Use positive terms and words
It's not perpetually possible or doable to fulfil your child's each whim and fancy. therefore additional usually than not, you'll need to deny him. however once you do therefore, attempt victimisation constructive ways in which, in order that you'll get your purpose across during a positive manner. important person Pooja Bedi, mother of 2 adolescent youngsters, says, "I've realized, a blanket no isn't a decent answer, particularly once you square measure managing associate inquisitive and curious mind of a toddler. Unless you notify your kids why you're refusing them one thing, they're going to ne'er respect the word 'no'." She believes that rather than speech communication an on the spot no, oldsters have to be compelled to provide them an alternate or choice, that makes them feel that they're given a good alternative.
When Kunal Shukla, engineer, should refuse his six-year-old girl, he explains to her why he is doing therefore. "Though my girl remains young, I perpetually provide her applicable reasons, whenever i do not provide her one thing that she needs. This way, she grows up learning that there's a proof on why I actually have taken that call. Giving her a justification can sharpen her reasoning skills, and additionally build her realise that i do not say no for everything."
Sreenanda Roy, a woman of the house UN agency includes a 12-year-old girl, says, "You have to be compelled to set the proper example for your kids by victimisation positive reinforcement. you want to practise what you preach. If you do not, the kid can get confused and become old to be rebellious and stubborn. Discipline solely becomes a problem once youngsters square measure confused concerning their wrong doing and don't apprehend higher than the choice they need. oldsters apprehend higher, and conveyancing it within the right manner can confirm the message registers permanently."
Mistakes oldsters build
Bribing your kid too often: once you perpetually bribe them to follow rules, eventually they're going to suppose that they will manipulate you.
Not practising what you preach:
When oldsters do not follow what they are saying, kids become old basic cognitive process they do not mean what they are saying.

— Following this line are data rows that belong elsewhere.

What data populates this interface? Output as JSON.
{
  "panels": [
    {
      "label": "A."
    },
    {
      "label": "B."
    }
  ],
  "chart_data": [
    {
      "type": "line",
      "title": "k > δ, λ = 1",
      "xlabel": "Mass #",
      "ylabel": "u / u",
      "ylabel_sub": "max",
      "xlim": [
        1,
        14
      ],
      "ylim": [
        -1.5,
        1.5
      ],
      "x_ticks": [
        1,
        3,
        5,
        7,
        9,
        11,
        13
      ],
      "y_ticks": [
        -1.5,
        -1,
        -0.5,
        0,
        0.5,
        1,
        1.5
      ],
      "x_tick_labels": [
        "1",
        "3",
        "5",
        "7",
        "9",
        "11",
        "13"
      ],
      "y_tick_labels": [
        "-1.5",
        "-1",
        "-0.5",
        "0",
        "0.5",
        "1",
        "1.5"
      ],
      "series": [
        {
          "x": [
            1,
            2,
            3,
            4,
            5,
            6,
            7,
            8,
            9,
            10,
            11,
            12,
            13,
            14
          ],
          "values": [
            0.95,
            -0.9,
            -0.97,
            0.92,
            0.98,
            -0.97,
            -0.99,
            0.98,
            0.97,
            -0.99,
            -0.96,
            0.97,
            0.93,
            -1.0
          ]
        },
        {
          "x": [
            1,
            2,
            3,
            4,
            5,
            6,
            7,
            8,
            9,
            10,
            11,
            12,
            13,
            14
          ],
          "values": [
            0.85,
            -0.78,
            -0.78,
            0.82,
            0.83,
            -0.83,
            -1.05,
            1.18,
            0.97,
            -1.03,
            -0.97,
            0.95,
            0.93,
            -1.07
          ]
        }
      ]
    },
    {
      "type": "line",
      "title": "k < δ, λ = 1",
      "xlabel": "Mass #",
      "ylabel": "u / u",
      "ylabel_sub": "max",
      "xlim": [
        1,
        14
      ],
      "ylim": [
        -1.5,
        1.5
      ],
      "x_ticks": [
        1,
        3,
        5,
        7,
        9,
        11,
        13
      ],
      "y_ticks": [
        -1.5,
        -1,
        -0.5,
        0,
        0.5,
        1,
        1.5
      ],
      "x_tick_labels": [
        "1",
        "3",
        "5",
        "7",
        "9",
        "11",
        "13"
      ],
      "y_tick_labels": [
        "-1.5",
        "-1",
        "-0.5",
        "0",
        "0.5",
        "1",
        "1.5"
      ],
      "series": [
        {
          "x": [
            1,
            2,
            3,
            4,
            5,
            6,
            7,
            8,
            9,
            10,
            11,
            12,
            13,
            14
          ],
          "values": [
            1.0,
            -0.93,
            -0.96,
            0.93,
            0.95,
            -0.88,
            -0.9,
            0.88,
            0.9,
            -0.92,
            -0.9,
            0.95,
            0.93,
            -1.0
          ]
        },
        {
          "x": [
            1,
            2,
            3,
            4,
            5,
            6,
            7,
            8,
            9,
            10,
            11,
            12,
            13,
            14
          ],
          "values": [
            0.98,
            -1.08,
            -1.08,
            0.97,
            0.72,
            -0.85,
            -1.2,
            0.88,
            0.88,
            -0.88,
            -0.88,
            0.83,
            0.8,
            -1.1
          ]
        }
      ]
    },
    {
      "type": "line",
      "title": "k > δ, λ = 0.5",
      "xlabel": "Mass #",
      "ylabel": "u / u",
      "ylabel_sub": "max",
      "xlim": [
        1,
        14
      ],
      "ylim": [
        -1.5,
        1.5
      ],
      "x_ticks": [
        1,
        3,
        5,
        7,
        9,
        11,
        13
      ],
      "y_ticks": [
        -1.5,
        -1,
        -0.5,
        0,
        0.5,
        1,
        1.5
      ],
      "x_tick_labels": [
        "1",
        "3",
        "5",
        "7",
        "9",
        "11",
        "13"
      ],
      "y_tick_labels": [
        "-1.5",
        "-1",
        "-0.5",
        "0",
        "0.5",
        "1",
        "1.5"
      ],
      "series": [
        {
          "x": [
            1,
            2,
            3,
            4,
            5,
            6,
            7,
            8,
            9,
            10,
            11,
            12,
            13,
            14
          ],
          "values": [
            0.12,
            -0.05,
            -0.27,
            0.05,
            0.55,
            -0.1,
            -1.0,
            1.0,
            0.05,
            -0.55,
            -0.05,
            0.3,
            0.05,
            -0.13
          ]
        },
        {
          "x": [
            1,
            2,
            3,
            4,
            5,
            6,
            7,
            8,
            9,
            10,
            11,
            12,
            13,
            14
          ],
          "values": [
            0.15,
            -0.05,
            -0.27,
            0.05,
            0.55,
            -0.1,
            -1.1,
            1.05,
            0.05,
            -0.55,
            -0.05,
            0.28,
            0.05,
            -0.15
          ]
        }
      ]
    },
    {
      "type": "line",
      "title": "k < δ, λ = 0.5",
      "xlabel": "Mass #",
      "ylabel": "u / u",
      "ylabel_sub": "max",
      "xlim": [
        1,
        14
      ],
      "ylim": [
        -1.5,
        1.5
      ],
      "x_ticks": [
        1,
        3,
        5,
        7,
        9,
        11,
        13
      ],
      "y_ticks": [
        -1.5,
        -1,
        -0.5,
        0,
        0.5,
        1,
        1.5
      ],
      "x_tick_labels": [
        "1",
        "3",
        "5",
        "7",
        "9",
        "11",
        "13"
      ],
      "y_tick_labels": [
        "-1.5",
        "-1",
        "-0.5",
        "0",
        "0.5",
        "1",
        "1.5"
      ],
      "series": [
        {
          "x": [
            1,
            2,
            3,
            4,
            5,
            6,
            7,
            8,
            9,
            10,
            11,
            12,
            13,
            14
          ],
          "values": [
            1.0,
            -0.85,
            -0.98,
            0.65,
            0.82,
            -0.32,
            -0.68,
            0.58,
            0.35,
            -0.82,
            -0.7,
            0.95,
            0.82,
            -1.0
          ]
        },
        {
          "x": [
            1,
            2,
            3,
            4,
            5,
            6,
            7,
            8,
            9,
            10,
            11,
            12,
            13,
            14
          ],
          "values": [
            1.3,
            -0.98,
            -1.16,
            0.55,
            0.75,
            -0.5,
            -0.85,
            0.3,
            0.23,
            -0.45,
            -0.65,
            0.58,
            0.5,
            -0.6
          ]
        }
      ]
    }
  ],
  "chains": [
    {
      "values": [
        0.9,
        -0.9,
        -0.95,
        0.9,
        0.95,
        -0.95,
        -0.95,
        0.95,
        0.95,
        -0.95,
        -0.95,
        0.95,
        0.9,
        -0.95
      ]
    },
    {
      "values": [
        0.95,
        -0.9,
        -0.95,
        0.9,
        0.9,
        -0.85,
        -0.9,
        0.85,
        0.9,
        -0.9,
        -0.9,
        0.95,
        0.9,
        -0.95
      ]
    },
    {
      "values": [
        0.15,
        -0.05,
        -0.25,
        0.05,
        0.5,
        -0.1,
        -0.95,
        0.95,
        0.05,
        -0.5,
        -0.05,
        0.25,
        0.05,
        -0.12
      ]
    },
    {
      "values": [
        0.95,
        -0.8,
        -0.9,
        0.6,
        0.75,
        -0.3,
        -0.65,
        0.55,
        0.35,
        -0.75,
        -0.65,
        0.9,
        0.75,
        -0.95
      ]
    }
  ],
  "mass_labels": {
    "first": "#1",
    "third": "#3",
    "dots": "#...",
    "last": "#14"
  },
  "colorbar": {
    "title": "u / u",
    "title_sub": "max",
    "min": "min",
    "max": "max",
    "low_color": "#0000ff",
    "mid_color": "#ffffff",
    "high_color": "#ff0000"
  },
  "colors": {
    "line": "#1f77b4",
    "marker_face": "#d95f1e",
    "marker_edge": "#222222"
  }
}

Having unrealistic  expectations:
Pushing kids to realize what you're thinking that could also be right for them does not permit them to grow at their own pace.
Setting a poor example: kids observe, learn and ape their oldsters, whether or not it is the manner they speak, behave, act or react to things.
Confusing penalisation with discipline: whereas discipline teaches a toddler a way to suppose and be accountable for their decisions, penalisation instills worry of pain.
Creative alternatives to speech communication 'no'
While managing kids, specialize in positive disciplining, supported the principles of listening, understanding then steering, rather than beginning with a 'no' then continuing to empty threats, or victimisation power on the kid. In short, follow the T-A-L-K model. we tend to tell you ways... Tell the kid what does one need instead of stopping him by speech communication NO.
Ask him/her an issue to know why he/she is doing a specific action and what the intention behind the action might be.
Listen to what {the kid|the kid} should say; it'll modify you to know your kid better; and vice-versa Kindle a want in your child to concentrate to you and communicate with you freely.